Катя даже сочувственно приблизилась к Кулачеву, который сидел над ящиком с обувью. Она хорошо видела, как широко наступает сухая степь во все стороны от его макушки. У нее даже возникло что-то материнское — обнять, прижать, покачать дурачка-несмышленыша.

Она сделала шаг вперед, а Кулачев резко поднялся, и они оказались почти в объятиях друг друга невольной волей движений.

Кулачев держал в руках женщину, которую знал наизусть. Он ее когда-то любил, мечтал обладать, он был на седьмом небе, когда это случилось, он знал все ее ухищрения, знал, как у нее гнется спина и как она не любит, когда он задерживается в ней хотя бы лишнюю минутку. В ней секундно возникало отвращение, и она норовила избавиться от него, оттолкнуть, вытолкнуть, отгородиться, убежать, и должно было пройти время, чтоб из насытившейся и жаждущей убийства самки вылупилась обычная женщина, которая потянется, потом поежится, потом ляжет поперек кровати и уснет крепко до самого утра.

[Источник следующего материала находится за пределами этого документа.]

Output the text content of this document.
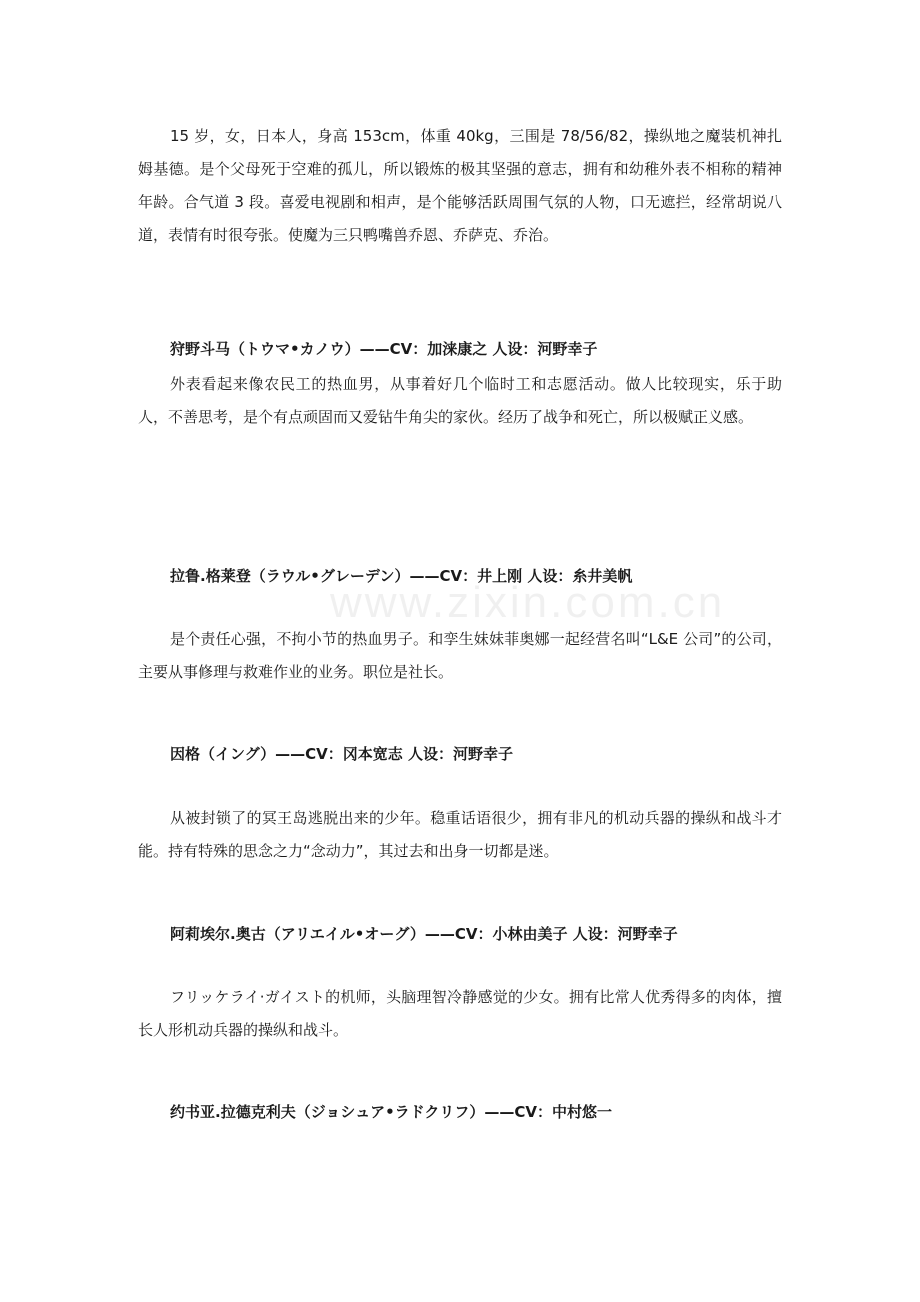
15 岁，女，日本人，身高 153cm，体重 40kg，三围是 78/56/82，操纵地之魔装机神扎姆基德。是个父母死于空难的孤儿，所以锻炼的极其坚强的意志，拥有和幼稚外表不相称的精神年龄。合气道 3 段。喜爱电视剧和相声，是个能够活跃周围气氛的人物，口无遮拦，经常胡说八道，表情有时很夸张。使魔为三只鸭嘴兽乔恩、乔萨克、乔治。

狩野斗马（トウマ•カノウ）——CV：加涞康之 人设：河野幸子

外表看起来像农民工的热血男，从事着好几个临时工和志愿活动。做人比较现实，乐于助人，不善思考，是个有点顽固而又爱钻牛角尖的家伙。经历了战争和死亡，所以极赋正义感。

拉鲁.格莱登（ラウル•グレーデン）——CV：井上刚 人设：糸井美帆

是个责任心强，不拘小节的热血男子。和孪生妹妹菲奥娜一起经营名叫“L&E 公司”的公司，主要从事修理与救难作业的业务。职位是社长。

因格（イング）——CV：冈本宽志 人设：河野幸子

从被封锁了的冥王岛逃脱出来的少年。稳重话语很少，拥有非凡的机动兵器的操纵和战斗才能。持有特殊的思念之力“念动力”，其过去和出身一切都是迷。

阿莉埃尔.奥古（アリエイル•オーグ）——CV：小林由美子 人设：河野幸子

フリッケライ·ガイスト的机师，头脑理智冷静感觉的少女。拥有比常人优秀得多的肉体，擅长人形机动兵器的操纵和战斗。

约书亚.拉德克利夫（ジョシュア•ラドクリフ）——CV：中村悠一

www.zixin.com.cn
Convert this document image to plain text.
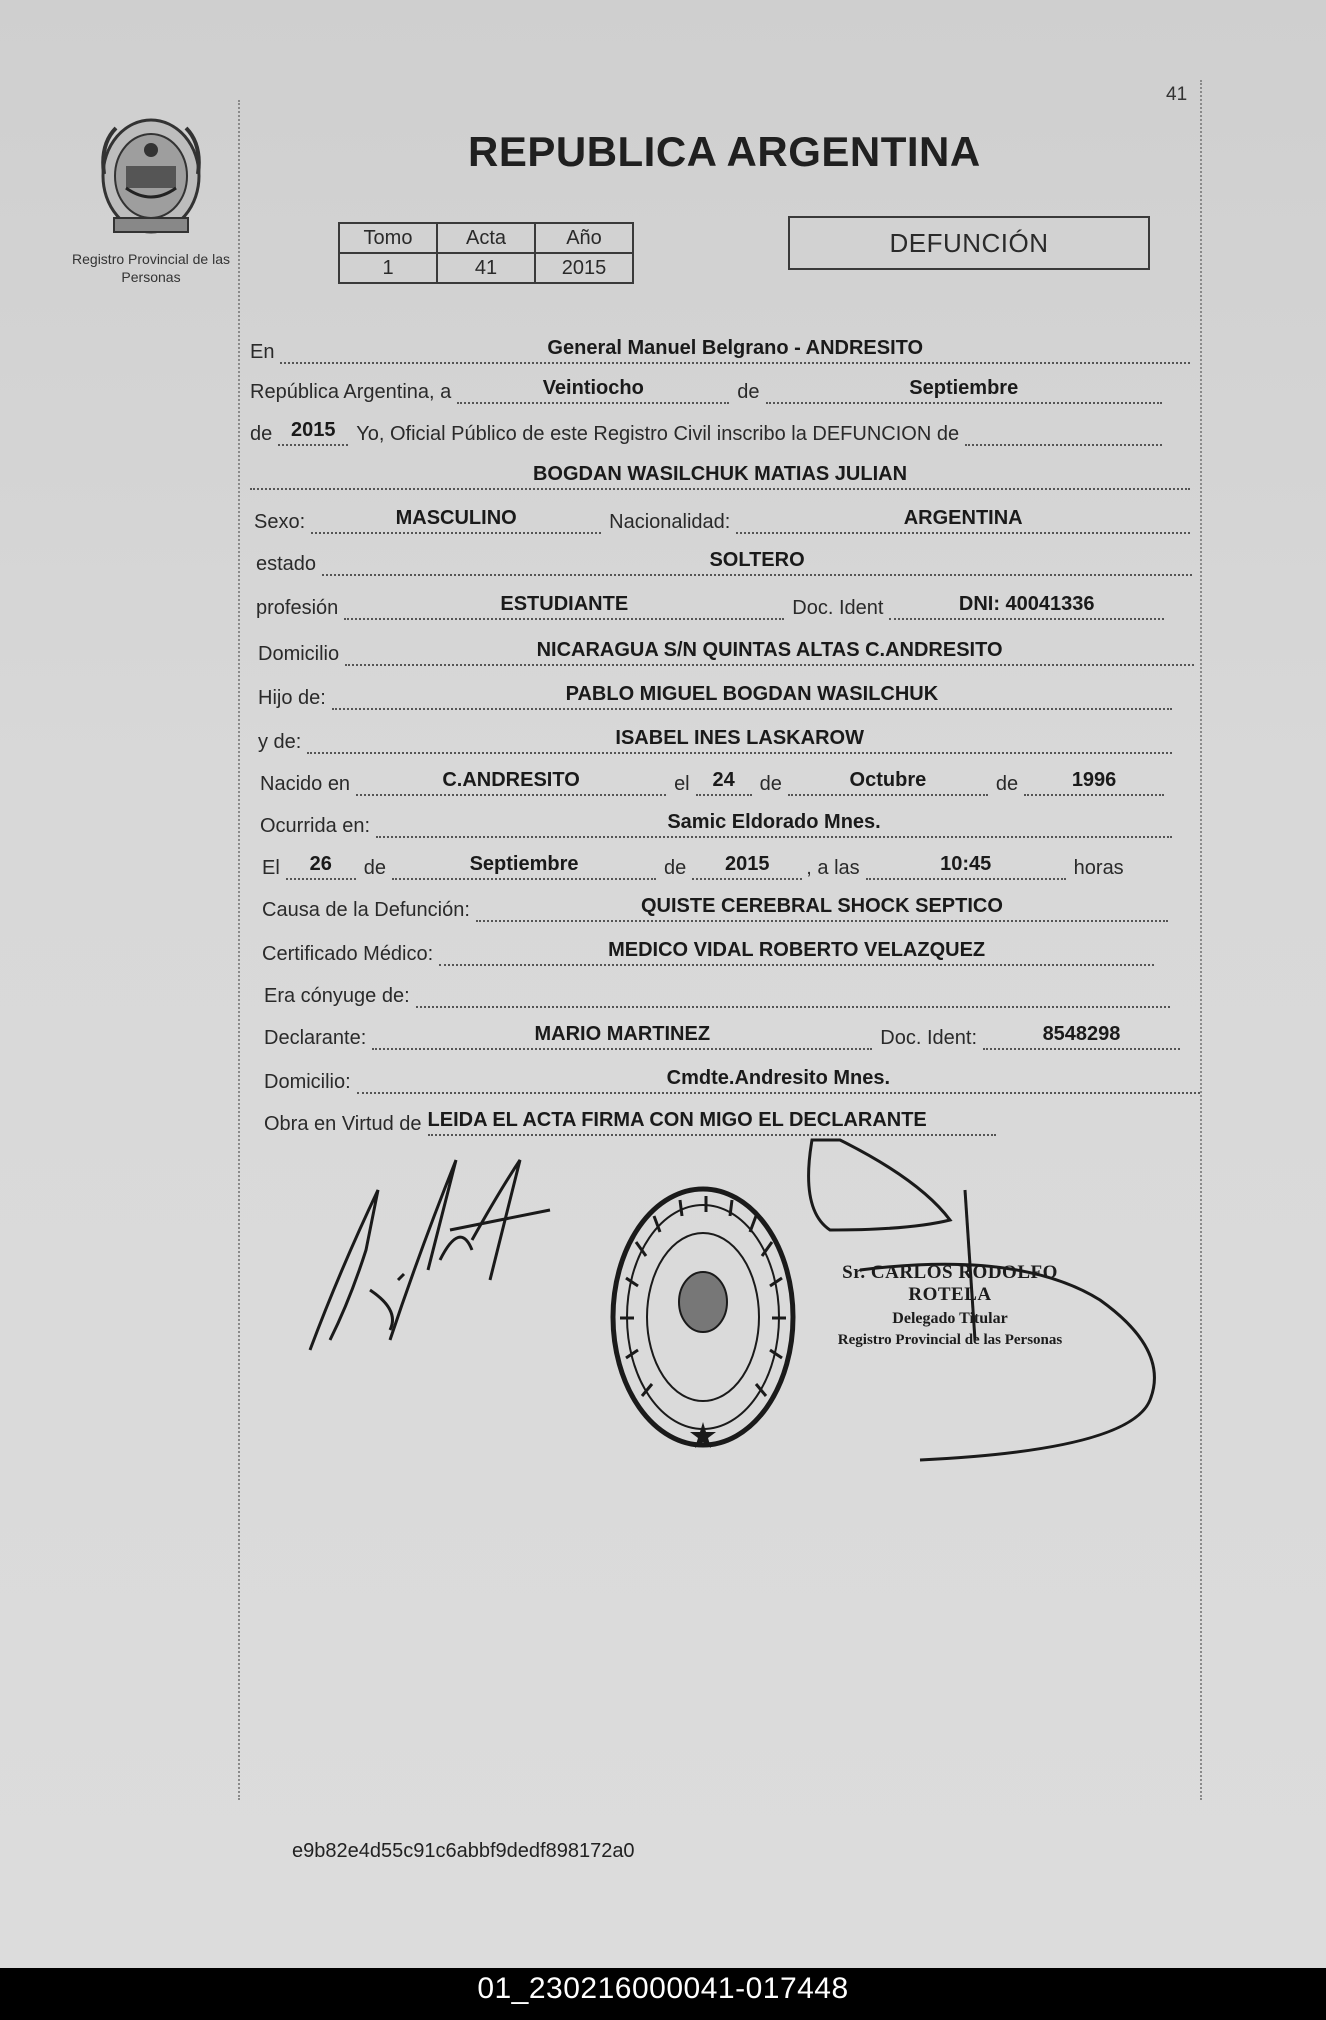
41
Registro Provincial de las Personas
REPUBLICA ARGENTINA
Tomo	Acta	Año
1	41	2015
DEFUNCIÓN
En	General Manuel Belgrano - ANDRESITO
República Argentina, a	Veintiocho	de	Septiembre
de 2015	Yo, Oficial Público de este Registro Civil inscribo la DEFUNCION de
BOGDAN WASILCHUK MATIAS JULIAN
Sexo:	MASCULINO	Nacionalidad:	ARGENTINA
estado	SOLTERO
profesión	ESTUDIANTE	Doc. Ident	DNI: 40041336
Domicilio	NICARAGUA S/N QUINTAS ALTAS C.ANDRESITO
Hijo de:	PABLO MIGUEL BOGDAN WASILCHUK
y de:	ISABEL INES LASKAROW
Nacido en	C.ANDRESITO	el	24	de	Octubre	de	1996
Ocurrida en:	Samic Eldorado Mnes.
El	26	de	Septiembre	de	2015	, a las	10:45	horas
Causa de la Defunción:	QUISTE CEREBRAL SHOCK SEPTICO
Certificado Médico:	MEDICO VIDAL ROBERTO VELAZQUEZ
Era cónyuge de:
Declarante:	MARIO MARTINEZ	Doc. Ident:	8548298
Domicilio:	Cmdte.Andresito Mnes.
Obra en Virtud de LEIDA EL ACTA FIRMA CON MIGO EL DECLARANTE
Sr. CARLOS RODOLFO ROTELA
Delegado Titular
Registro Provincial de las Personas
e9b82e4d55c91c6abbf9dedf898172a0
01_230216000041-017448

Кулачев был благодарным Живущим. Он не затаптывал свои вчерашние следы, он их, случалось, стыдился, но оставлял жить в себе. «Для вкуса жизни», — говорил он.

Сейчас впервые ему захотелось убить прошлое вместе с этой женщиной, что обвисла в его руках. Не просто не помнить, не знать прошлое, а уничтожить вместе с собой, вот был Кулачев и нету, но чтоб и ее не было тоже.

— Вот видишь, — сказала Катя, принимая дрожание его рук за чувство к себе. Она не подозревала, что обозналась в темноте коридора и не признала ненависть, а признала ту, до которой всего шаг. Но попробуй его сделать!

— Вот видишь, — сказала она, — твои руки меня хорошо помнят и хорошо держат.

Кулачев оттолкнул жену.

— Я бы тебя убил, — сказал он. — Я не знаю ничего адекватного той гнусности и пошлости, которую ты тут несла.

Он стал засовывать в пакет кеды, в которых пытался «бегать от инфаркта».

— Я ухожу совсем, — говорил он. — За вещами приеду на днях. Тогда же оставлю ключи. Я ничего не возьму и все оставляю. Условие одно: никогда больше ты не будешь делиться со мной своими соображениями. Ни о чем.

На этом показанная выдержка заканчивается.